Wenn Franziskus also öffentlich Kritik übt, dann ist das wohl auch ein Zeichen des Misstrauens der eigenen Organisation gegenüber, und es ist darüber hinaus ungeheuer mutig, weil er sich gegen mächtige kirchliche Kreise stellt, die von ihm erwarten, dass er – bewusst oder unbewusst – ihr Schirmherr ist und sozusagen als oberste Vertuscher fungiert.

Die Umstände und der Zeitpunkt von Papst Benedikts Rücktritt legen nahe, dass bereits er sich bewusst wurde, dass genau diese Rolle von ihm erwartet wurde, und dass er nicht bereit war, diese Rolle zu übernehmen.

Papst Franziskus geht nun noch weiter und stellt sich offen dem Kampf gegen diese klerikale Elite. Dafür nimmt er in Kauf, von diesen Kreisen bis in die Kurie hinein als Nestbeschmutzer verunglimpft und heftig bekämpft zu werden. Und sei es nur, indem man ihn mit elitärer Süffisanz einen mittelmässigen Theologen nennt und schulmeisterlich belehrt. 

Die öffentliche Kritik des Papstes am Klerikalismus innerhalb der katholischen Kirche ist also Ausdruck seiner Überzeugung, dass Gott auf der Seite der Ohnmächtigen und nicht auf der Seite der Mächtigen steht. Er sieht sich den Menschen und nicht dem Apparat verpflichtet.

Die klare Haltung und das klare Wort des Papstes ist aber auch eine dringend notwendige Unterstützung für all jene Priester, die genau wie der Papst nicht zur klerikalen Elite gehören. Und es lässt hoffen, dass er dabei in der kirchlichen Führung offenbar nicht ganz auf sich allein gestellt ist. Kardinal Sean Patrick O´Malley beispielsweise, Leiter der päpstlichen Kinderschutzkommission, veröffentlichte fast zeitgleich mit dem Schreiben von Franziskus eine Videobotschaft.
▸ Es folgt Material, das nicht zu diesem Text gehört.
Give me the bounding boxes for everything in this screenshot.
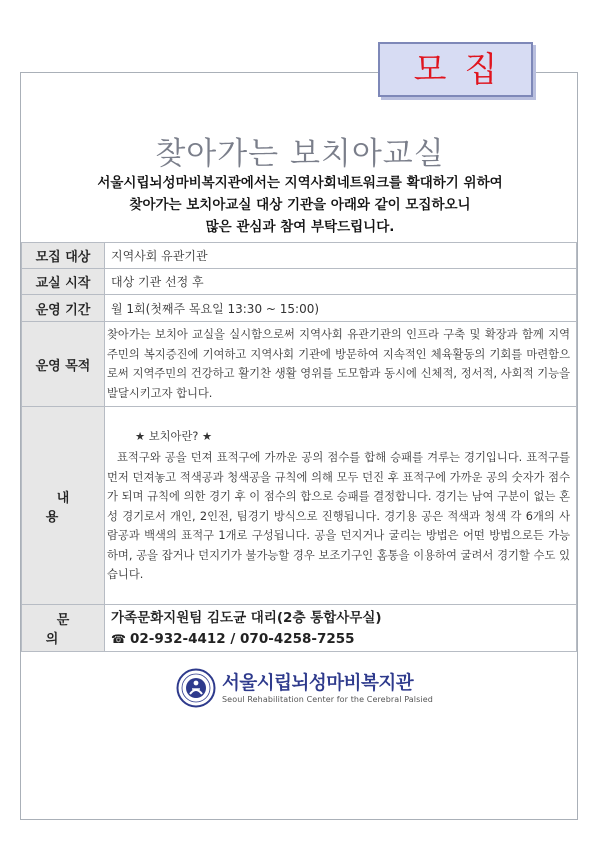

O'Malley lehnt darin die Vorstellung entschieden ab, dass weiterhin ausschliesslich Kleriker die verübten Verbrechen aufarbeiten können, dass also das System einmal mehr selbst über sich richten könne. «Wir brauchen die Hilfe der Laien und ihr Engagement, um diese Geissel gegen unser Volk und unsere Kirche anzugehen.»